Their request chimed in the imagination of the donors. Japan alone sent 12 containers full of bikes, three times, during the first year. Before long Albino and his friends had inspired community swap schemes which collected 900,000 guns. They have created what has become one of Mozambique's major peace-building organisations.

"War does not end when the fighting stops," Albino tells the youngsters of the East end. "You need reconciliation at the grassroots level, which is what you are doing here."

The Truce graduates are a mixed group of blacks, whites and Asians. Their friendship, which has burgeoned over a series of 10-week courses, has become a living embodiment of the mediation skills in which they have been tutored.

What Albino has told them bears out what they have experienced and learned. "You have to be open," says Sohail, " then you have to set ground rules, you have to listen to the other side as well as setting out your own version of events. You have to decide exactly what it is you need from the other person, and what they want from you."

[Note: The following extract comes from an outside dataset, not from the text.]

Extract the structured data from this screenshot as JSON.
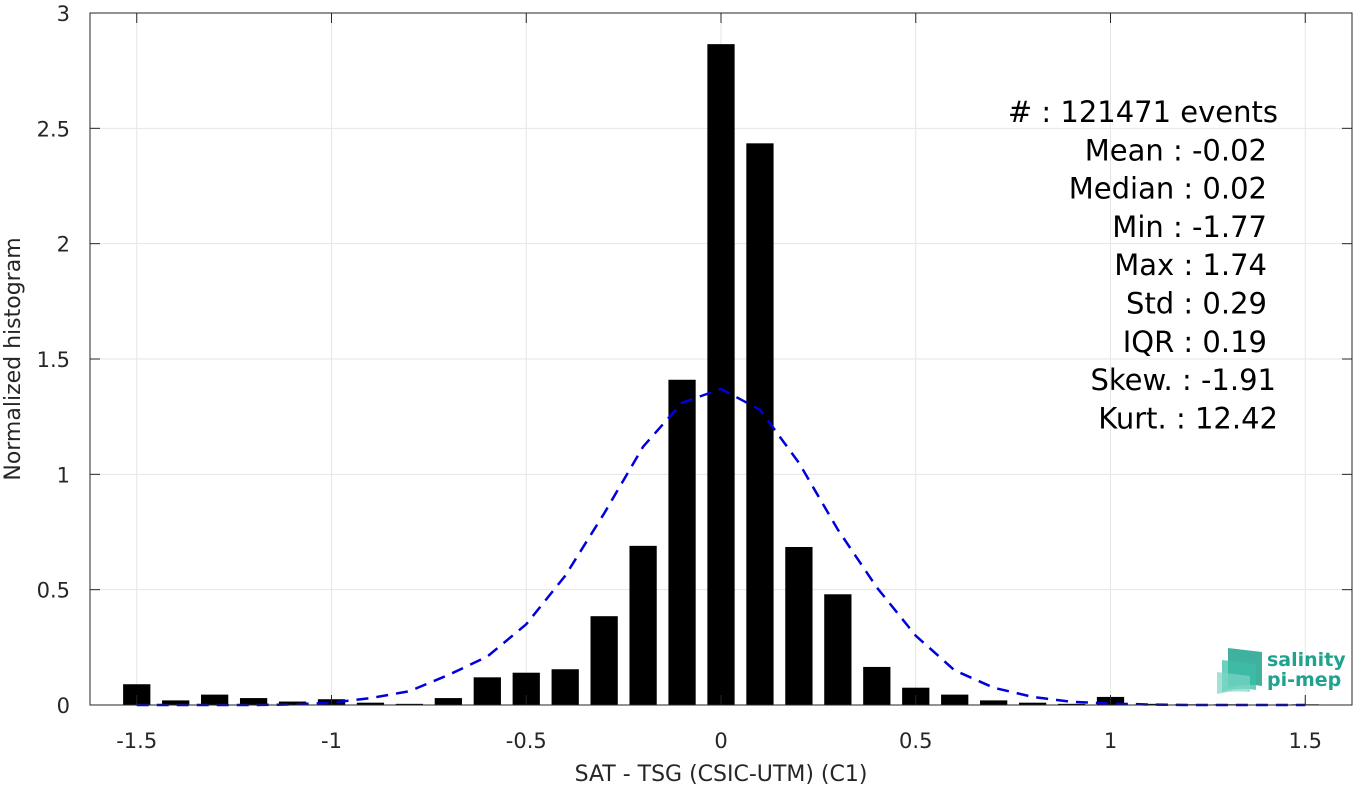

All that, he adds, is true "whether you are arguing with a parent at home, falling out with your siblings, having difficulties with a teacher at school, or squaring up to a gang from a different ethnic community."

So what has Albino taught them, the Truce project manager Klaudia Brezna asks as the evening ends. The youngsters shout their responses:

"That you don't always have to have a Plan B if you believe strongly enough in Plan A."

"That there is always something that can be done and that you shouldn't expect someone else to do it."

"That with patience just one person can make a massive difference."

"That if you put your heart and souls into something then anything is possible."

Albino smiles at the response. He has, he says, learned something too.